Milking the Moon
Coca-Cola and popcorn. Why, they wouldn’t have allowed popcorn in that velvet theater, with red velvet curtains with gold fringe and this polished marble foyer. What they had was a little counter with a little striped awning that sold George’s Chocolates. Rebecca always had a napkin in the pocket of her apron so she could unsmear me afterward.
    One of the numbers—it was the only time I ever peed in my pants. It started very low, this music, with a lot of pizzicato. “Shine, little glowworm. Shine, little glowworm, glimmer, glimmer…” Then there was this very pretty girl singing it. And it was this gorgeous backdrop of forests, a kind of eighteenth- or nineteenth-century operatic backdrop. You know, green and tangled trees, and all across the back were little lightbulbs twinkling. And she sang, “Shine, little glowworm, glimmer, glimmer… ” That was okay.
    But then came four big green velvet frogs. And they picked her up and she sang the last verse sitting on their shoulders, and they put her down and she curtsied and then vanished somehow. Then they took their heads off and started tumbling like acrobats dressed as frogs with no heads, and I couldn’t take it. I peed in my pants. Lord, how I loved it.
    *
    On Saturdays at the Lyric Theater there would be a matinee for children. That’s where I met Truman Capote. We were never pals. We were acquaintances called Southerners. He came to Mobile on Saturdays to have his teeth straightened and go to the doctor and various things like that. He was Truman Persons from Monroeville, but he was called Bulldog. He had some funny underbite where the lower jaw sticks out, and he looked exactly like a bulldog. One night at this party in New York, suddenly, I looked across the room and there was Truman. And I said, “Bulldog! What are you doing here?” And he said, “Sh, sh. I’m Truman Capote now.” Well, see, I knew him as Bulldog Persons.
    We both belonged to the Sunshine Club, which sponsored free matinees at the Lyric Theater for children. In the Sunday Register there was the Sunshine Page. This lady called Disa Stone had this children’s page and this Sunshine Club where children wrote and sent in what they wrote and vied for prizes. The grand prize was a pony. For his contribution to the Sunshine Page and for the contest, Truman had spied on this old man who lived up the street in Monroeville and was a real old crank. Even then he was already mixing fiction and reportage. Why not? But let’s not say he invented the reportage-fiction, fiction-reportage style. Daniel Defoe would be giggling in his grave at the thought, not to mention a dozen French writers. And some of his things are so full of Gothic narrative impossibilities that one wants to say, “Now, Cousin Truman, come down outa that tree!”

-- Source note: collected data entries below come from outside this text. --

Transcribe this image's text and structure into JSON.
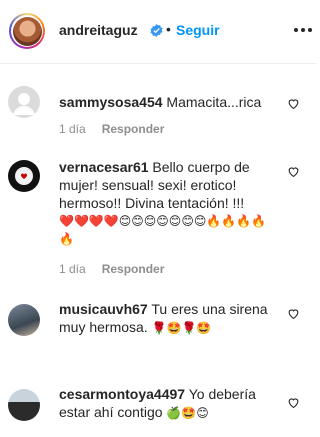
{
  "header": {
    "username": "andreitaguz",
    "separator": "•",
    "follow_label": "Seguir"
  },
  "comments": [
    {
      "username": "sammysosa454",
      "text": "Mamacita...rica",
      "time": "1 día",
      "reply_label": "Responder"
    },
    {
      "username": "vernacesar61",
      "text": "Bello cuerpo de mujer! sensual! sexi! erotico! hermoso!! Divina tentación! !!!",
      "emojis": "❤️❤️❤️❤️😊😊😊😊😊😊😊🔥🔥🔥🔥🔥",
      "time": "1 día",
      "reply_label": "Responder"
    },
    {
      "username": "musicauvh67",
      "text": "Tu eres una sirena muy hermosa.",
      "emojis": "🌹🤩🌹🤩",
      "time": "",
      "reply_label": ""
    },
    {
      "username": "cesarmontoya4497",
      "text": "Yo debería estar ahí contigo",
      "emojis": "🍏🤩😊",
      "time": "",
      "reply_label": ""
    }
  ],
  "colors": {
    "accent": "#0095f6",
    "text": "#262626",
    "muted": "#8e8e8e"
  }
}
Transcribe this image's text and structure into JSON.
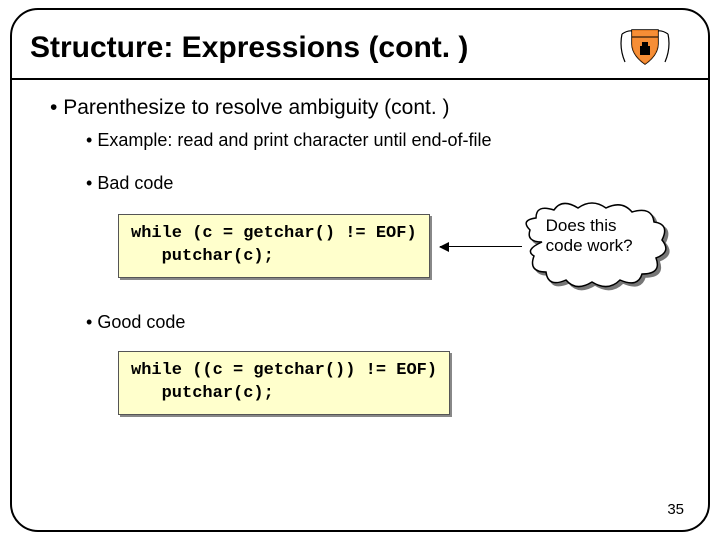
{
  "title": "Structure:  Expressions (cont. )",
  "logo_alt": "university-shield",
  "bullets": {
    "l1": "Parenthesize to resolve ambiguity (cont. )",
    "l2_example": "Example: read and print character until end-of-file",
    "l2_bad": "Bad code",
    "l2_good": "Good code"
  },
  "code_bad": "while (c = getchar() != EOF)\n   putchar(c);",
  "code_good": "while ((c = getchar()) != EOF)\n   putchar(c);",
  "callout": "Does this code work?",
  "page_number": "35",
  "colors": {
    "code_bg": "#FFFFCC",
    "border": "#000000"
  }
}
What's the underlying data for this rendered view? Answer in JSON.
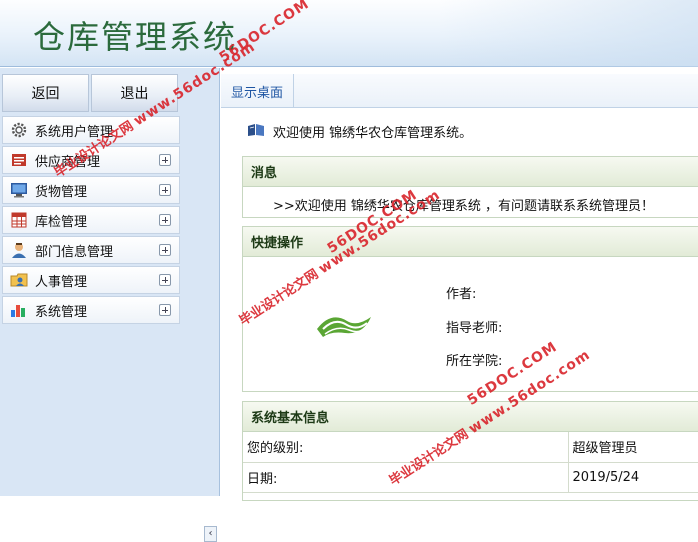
{
  "header": {
    "title": "仓库管理系统"
  },
  "sidebar": {
    "buttons": {
      "back": "返回",
      "logout": "退出"
    },
    "items": [
      {
        "label": "系统用户管理",
        "icon": "gear-icon",
        "expandable": false
      },
      {
        "label": "供应商管理",
        "icon": "supplier-book-icon",
        "expandable": true
      },
      {
        "label": "货物管理",
        "icon": "monitor-icon",
        "expandable": true
      },
      {
        "label": "库检管理",
        "icon": "grid-table-icon",
        "expandable": true
      },
      {
        "label": "部门信息管理",
        "icon": "users-icon",
        "expandable": true
      },
      {
        "label": "人事管理",
        "icon": "folder-user-icon",
        "expandable": true
      },
      {
        "label": "系统管理",
        "icon": "bar-chart-icon",
        "expandable": true
      }
    ],
    "collapse_label": "‹"
  },
  "main": {
    "tab": "显示桌面",
    "welcome": "欢迎使用  锦绣华农仓库管理系统。",
    "messages": {
      "title": "消息",
      "text": ">>欢迎使用  锦绣华农仓库管理系统 ，有问题请联系系统管理员！"
    },
    "quick": {
      "title": "快捷操作",
      "author_label": "作者:",
      "teacher_label": "指导老师:",
      "school_label": "所在学院:"
    },
    "sysinfo": {
      "title": "系统基本信息",
      "rows": [
        {
          "label": "您的级别:",
          "value": "超级管理员"
        },
        {
          "label": "日期:",
          "value": "2019/5/24"
        }
      ]
    }
  },
  "watermark": {
    "cn": "毕业设计论文网",
    "en": "www.56doc.com",
    "top": "56DOC.COM",
    "mid": "56DOC.COM"
  },
  "colors": {
    "title_green": "#2b6a3c",
    "tab_blue": "#1f56a3",
    "watermark_red": "#d9242b"
  }
}
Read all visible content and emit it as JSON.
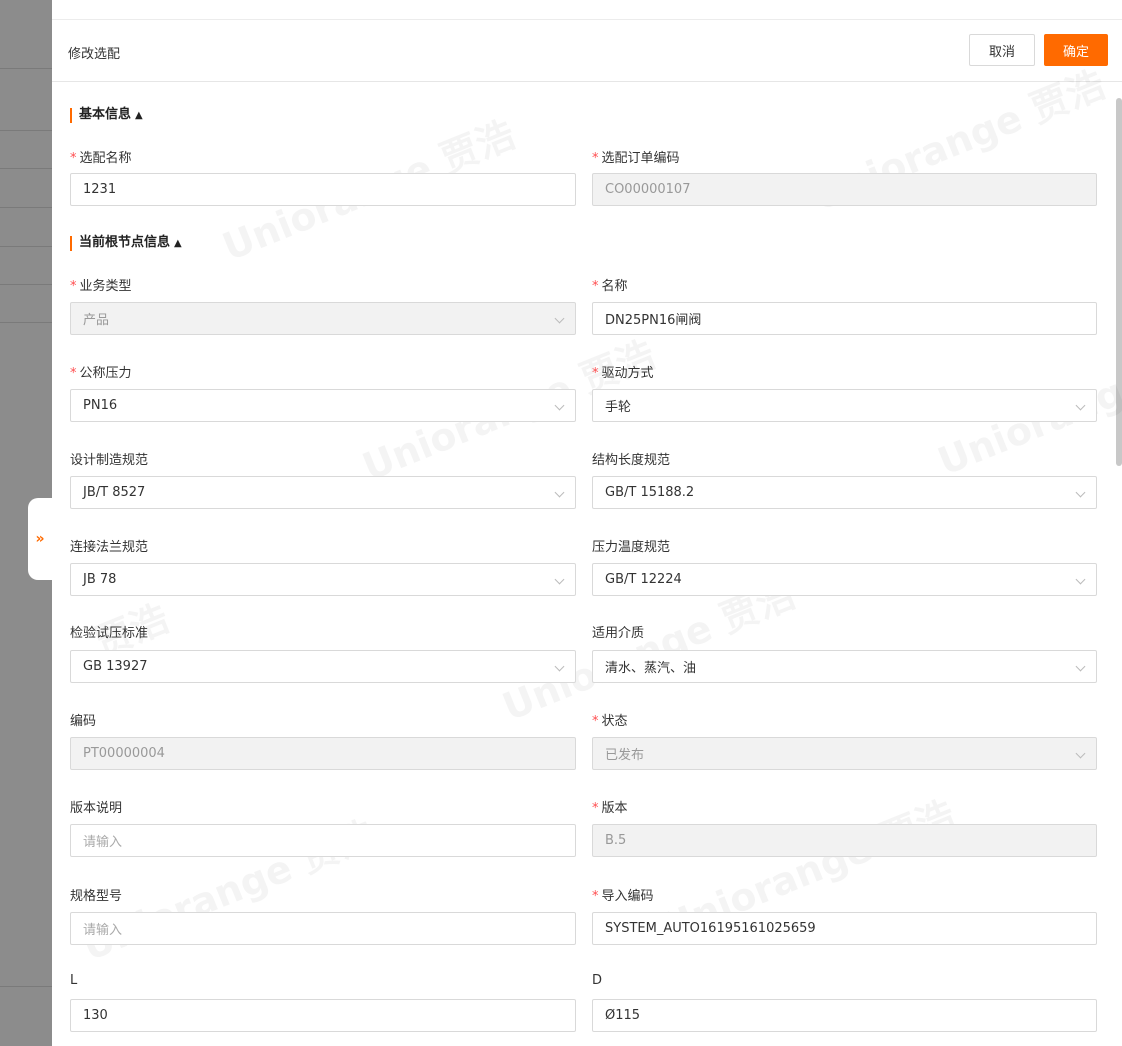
{
  "dialog": {
    "title": "修改选配",
    "cancel_label": "取消",
    "ok_label": "确定"
  },
  "sections": {
    "basic": "基本信息",
    "root": "当前根节点信息"
  },
  "side_toggle": "»",
  "fields": {
    "config_name": {
      "label": "选配名称",
      "value": "1231"
    },
    "order_code": {
      "label": "选配订单编码",
      "value": "CO00000107"
    },
    "business_type": {
      "label": "业务类型",
      "value": "产品"
    },
    "name": {
      "label": "名称",
      "value": "DN25PN16闸阀"
    },
    "nominal_pressure": {
      "label": "公称压力",
      "value": "PN16"
    },
    "drive_mode": {
      "label": "驱动方式",
      "value": "手轮"
    },
    "design_spec": {
      "label": "设计制造规范",
      "value": "JB/T 8527"
    },
    "length_spec": {
      "label": "结构长度规范",
      "value": "GB/T 15188.2"
    },
    "flange_spec": {
      "label": "连接法兰规范",
      "value": "JB 78"
    },
    "pt_spec": {
      "label": "压力温度规范",
      "value": "GB/T 12224"
    },
    "test_std": {
      "label": "检验试压标准",
      "value": "GB 13927"
    },
    "medium": {
      "label": "适用介质",
      "value": "清水、蒸汽、油"
    },
    "code": {
      "label": "编码",
      "value": "PT00000004"
    },
    "status": {
      "label": "状态",
      "value": "已发布"
    },
    "version_note": {
      "label": "版本说明",
      "placeholder": "请输入"
    },
    "version": {
      "label": "版本",
      "value": "B.5"
    },
    "model": {
      "label": "规格型号",
      "placeholder": "请输入"
    },
    "import_code": {
      "label": "导入编码",
      "value": "SYSTEM_AUTO16195161025659"
    },
    "L": {
      "label": "L",
      "value": "130"
    },
    "D": {
      "label": "D",
      "value": "Ø115"
    }
  },
  "watermark": {
    "text1": "Uniorange",
    "text2": "贾浩"
  }
}
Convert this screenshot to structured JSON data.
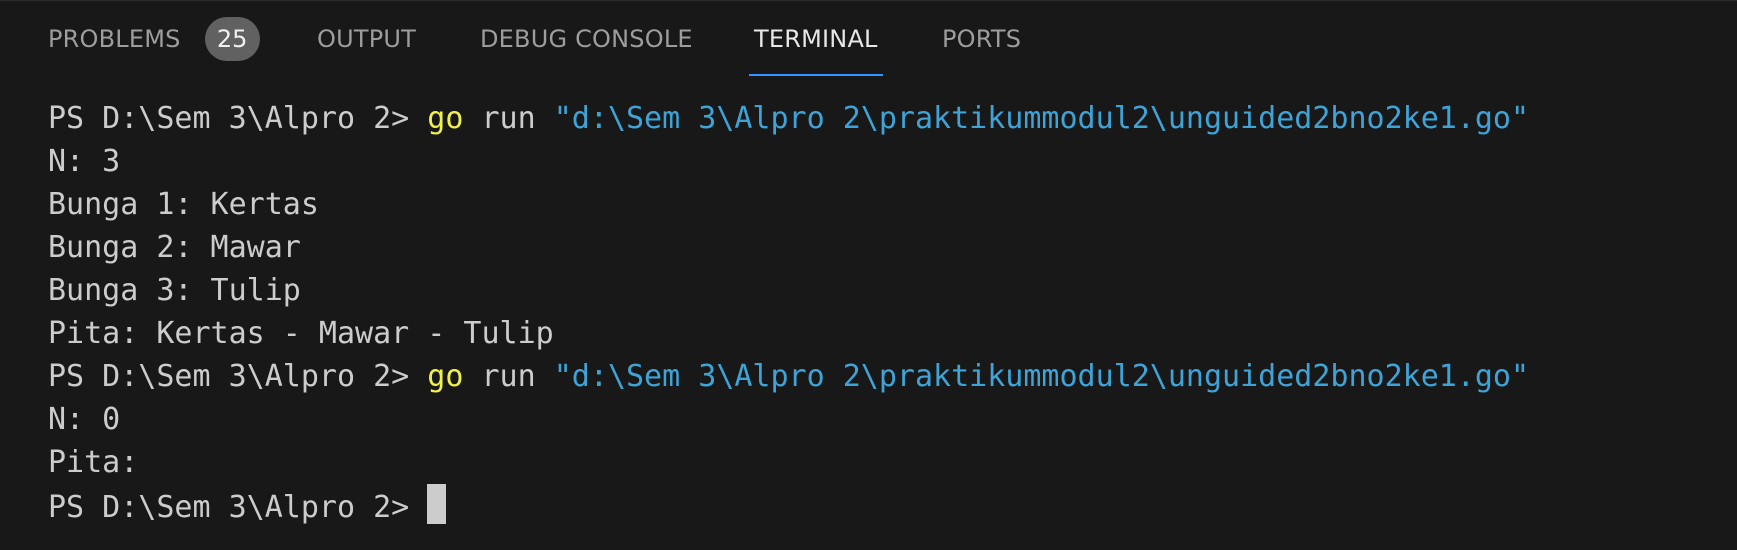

    Anyway, he wrote this rather long piece called “Old Mr. Busybody, by Truman Persons.” His aunt, when he told her, rushed to Mobile and went to the Register and said: “You cannot publish that. It is too true a description of our neighbor. He’ll sue us, he’ll smash our windows, I don’t know what he’ll do. I want to take that back.” And she did. Years later when I saw him in Paris, the first thing Truman said to me was, “Oh, Eugene, I so wanted to win that pony.”
    I thought he was a hoot. He was this tiny little thing with a tough little bulldog body and a high squeaky voice. But there was this bully boy, J. L. Bedsole, who was very tall, a basketball player, and had a good opinion of himself. His family was very wealthy—the Bedsole Drugs and all. J.L. was always teasing this little thing and doing crazy things to him. Truman would just say, “Leave me alone,” but one day he had had enough of it. One day Bulldog backed all the way across the lobby—he looked exactly like an English bulldog—and he put his head down and charged, hitting J.L. right in the genitals. J.L. never went near that bulldog again, ever.